At my work I’ve been writing a lot of machine learning code. Some of it is machine learning code responsible for moving around a whole lot of money, so it behooves us to be really careful when writing and testing it to make sure no bugs make it into our production systems. Unfortunately, machine learning bugs are often quite hard to catch, for a couple reasons.
First, machine-learning code often depends on complex data-structure manipulation and linear algebra. That means that doing ML in a less-expressive programming language is a huge drag—you end up writing a lot of boilerplate
for loops, null-value checks, etc. On the other hand, more-expressive languages tend to be less safe to work with, because it’s harder to shoehorn good expressivity into a robust type system.
First, it’s very hard to use statically typed languages for machine learning, because your algorithms need to be generic across many different data types, which you might not know until runtime. Try imagining a type-safe version of R’s Data Frame (or the Python equivalent) to see what I mean.
Relatedly, machine learning involves converting so frequently between different data types (probabilities to generic floating-point numbers, enums to integers, booleans to probabilities, etc.) that one must sacrifice strong typing even if it is dynamic. For instance, although Python is usually quite strongly-typed, all of the data science libraries I’ve used (numpy, scikit-learn and pandas) do an unsettling amount of type coercion.
Finally, even if we could use strong or static typing to catch bugs, machine learning algorithms often involve using a lot of objects that are the same data type (i.e. floating-point numbers), so large classes of errors can get past any sort of type-checking.
The typical answer to such errors is to catch them with unit testing, but this too is unusually difficult in machine learning. For one thing, it’s difficult to concoct test data to run your code on. For instance, if I were writing medical imaging diagnostics, I might want to test that my software classified certain “obvious” tumors as cancerous, but I’d have to construct such images first and assure myself that they were really so obvious that no possible algorithm should misclassify them.
Even once you have this test data, it’s sometimes even difficult to determine what exactly counts as a “bug”. If my support vector machine has an area under the receiver operating characteristic curve of 0.58 instead of 0.63 like I thought it should, maybe it’s just because SVMs won’t work very well on my dataset—but maybe it’s because I messed up my data pipeline somehow and the SVM is getting the wrong features.
Finally, even once you’ve identified a bug in your code it can be hard to figure out exactly what’s going on. Typically programmers find thorny bugs by pausing the code while it’s running and inspecting the value of various variables to see if they make sense. But in an ML algorithm, it’s quite hard to inspect the values like this, both because there are too many of them to just read through and because it’s hard to tell what “makes sense” or not to the naked eye.

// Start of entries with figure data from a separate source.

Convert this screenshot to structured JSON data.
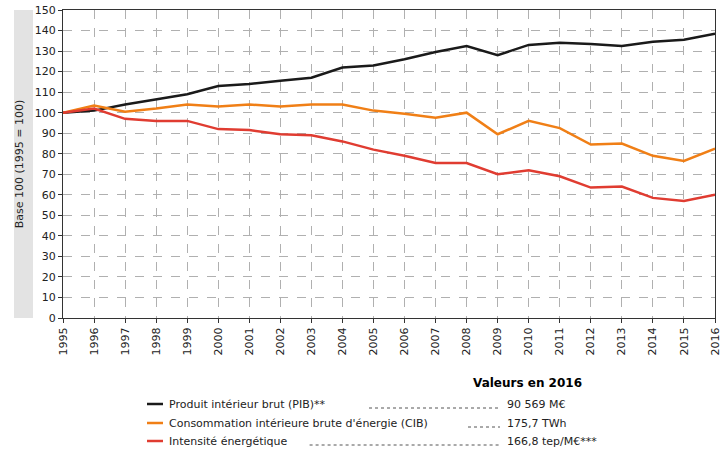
{
  "chart_data": {
    "type": "line",
    "y_label": "Base 100 (1995 = 100)",
    "x": [
      1995,
      1996,
      1997,
      1998,
      1999,
      2000,
      2001,
      2002,
      2003,
      2004,
      2005,
      2006,
      2007,
      2008,
      2009,
      2010,
      2011,
      2012,
      2013,
      2014,
      2015,
      2016
    ],
    "xlim": [
      1995,
      2016
    ],
    "xticks": [
      1995,
      1996,
      1997,
      1998,
      1999,
      2000,
      2001,
      2002,
      2003,
      2004,
      2005,
      2006,
      2007,
      2008,
      2009,
      2010,
      2011,
      2012,
      2013,
      2014,
      2015,
      2016
    ],
    "ylim": [
      0,
      150
    ],
    "yticks": [
      0,
      10,
      20,
      30,
      40,
      50,
      60,
      70,
      80,
      90,
      100,
      110,
      120,
      130,
      140,
      150
    ],
    "grid": true,
    "annotations": [
      "Valeurs en 2016",
      "90 569 M€",
      "175,7 TWh",
      "166,8 tep/M€***"
    ],
    "series": [
      {
        "name": "Produit intérieur brut (PIB)**",
        "color": "#1a1a1a",
        "values": [
          100,
          101,
          104,
          106.5,
          109,
          113,
          114,
          115.5,
          117,
          122,
          123,
          126,
          129.5,
          132.5,
          128,
          133,
          134,
          133.5,
          132.5,
          134.5,
          135.5,
          138.5
        ]
      },
      {
        "name": "Consommation intérieure brute d'énergie (CIB)",
        "color": "#f07f16",
        "values": [
          100,
          103.5,
          100.5,
          102,
          104,
          103,
          104,
          103,
          104,
          104,
          101,
          99.5,
          97.5,
          100,
          89.5,
          96,
          92.5,
          84.5,
          85,
          79,
          76.5,
          82.5
        ]
      },
      {
        "name": "Intensité énergétique",
        "color": "#e03c31",
        "values": [
          100,
          102,
          97,
          96,
          96,
          92,
          91.5,
          89.5,
          89,
          86,
          82,
          79,
          75.5,
          75.5,
          70,
          72,
          69,
          63.5,
          64,
          58.5,
          57,
          60
        ]
      }
    ]
  }
}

It essentially becomes a data science/engineering problem just to understand what’s going on inside your algorithm well-enough to debug it.

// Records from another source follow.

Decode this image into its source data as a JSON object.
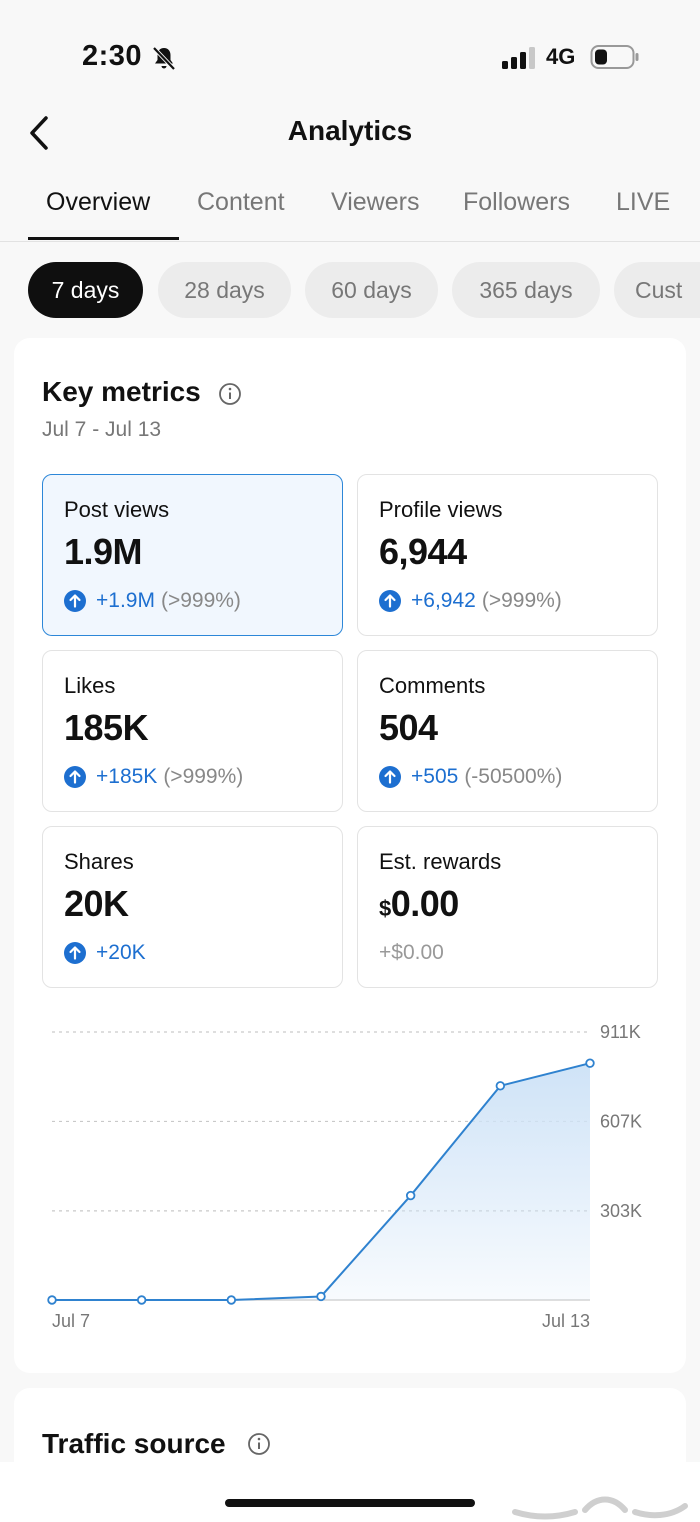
{
  "status_bar": {
    "time": "2:30",
    "network": "4G"
  },
  "header": {
    "title": "Analytics"
  },
  "tabs": [
    {
      "label": "Overview",
      "active": true
    },
    {
      "label": "Content",
      "active": false
    },
    {
      "label": "Viewers",
      "active": false
    },
    {
      "label": "Followers",
      "active": false
    },
    {
      "label": "LIVE",
      "active": false
    }
  ],
  "periods": [
    {
      "label": "7 days",
      "active": true
    },
    {
      "label": "28 days",
      "active": false
    },
    {
      "label": "60 days",
      "active": false
    },
    {
      "label": "365 days",
      "active": false
    },
    {
      "label": "Cust",
      "active": false
    }
  ],
  "key_metrics": {
    "title": "Key metrics",
    "date_range": "Jul 7 - Jul 13",
    "metrics": [
      {
        "label": "Post views",
        "value": "1.9M",
        "change": "+1.9M",
        "pct": "(>999%)",
        "selected": true
      },
      {
        "label": "Profile views",
        "value": "6,944",
        "change": "+6,942",
        "pct": "(>999%)"
      },
      {
        "label": "Likes",
        "value": "185K",
        "change": "+185K",
        "pct": "(>999%)"
      },
      {
        "label": "Comments",
        "value": "504",
        "change": "+505",
        "pct": "(-50500%)"
      },
      {
        "label": "Shares",
        "value": "20K",
        "change": "+20K",
        "pct": ""
      },
      {
        "label": "Est. rewards",
        "currency": "$",
        "value": "0.00",
        "change": "+$0.00",
        "pct": ""
      }
    ]
  },
  "chart_data": {
    "type": "area",
    "x": [
      "Jul 7",
      "Jul 8",
      "Jul 9",
      "Jul 10",
      "Jul 11",
      "Jul 12",
      "Jul 13"
    ],
    "values": [
      0,
      0,
      0,
      12000,
      355000,
      728000,
      805000
    ],
    "x_tick_labels": [
      "Jul 7",
      "Jul 13"
    ],
    "y_ticks": [
      303000,
      607000,
      911000
    ],
    "y_tick_labels": [
      "303K",
      "607K",
      "911K"
    ],
    "ylim": [
      0,
      911000
    ],
    "grid": true,
    "colors": {
      "line": "#2f82cf",
      "fill": "#cfe3f7"
    }
  },
  "traffic": {
    "title": "Traffic source"
  },
  "colors": {
    "accent": "#1d6fd0",
    "selected_border": "#2d87d8"
  }
}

Because of these problems, it’s very hard to get the defect rate in machine learning code satisfactorily low with the typical tools for writing high-assurance software. So I’m trying to think of other, less conventional techniques and processes to catch bugs before they make it to production. In a future post, I’ll talk about some of the many exciting types of bugs I’ve experienced so far, and speculate about what can be done to mitigate (some of) them.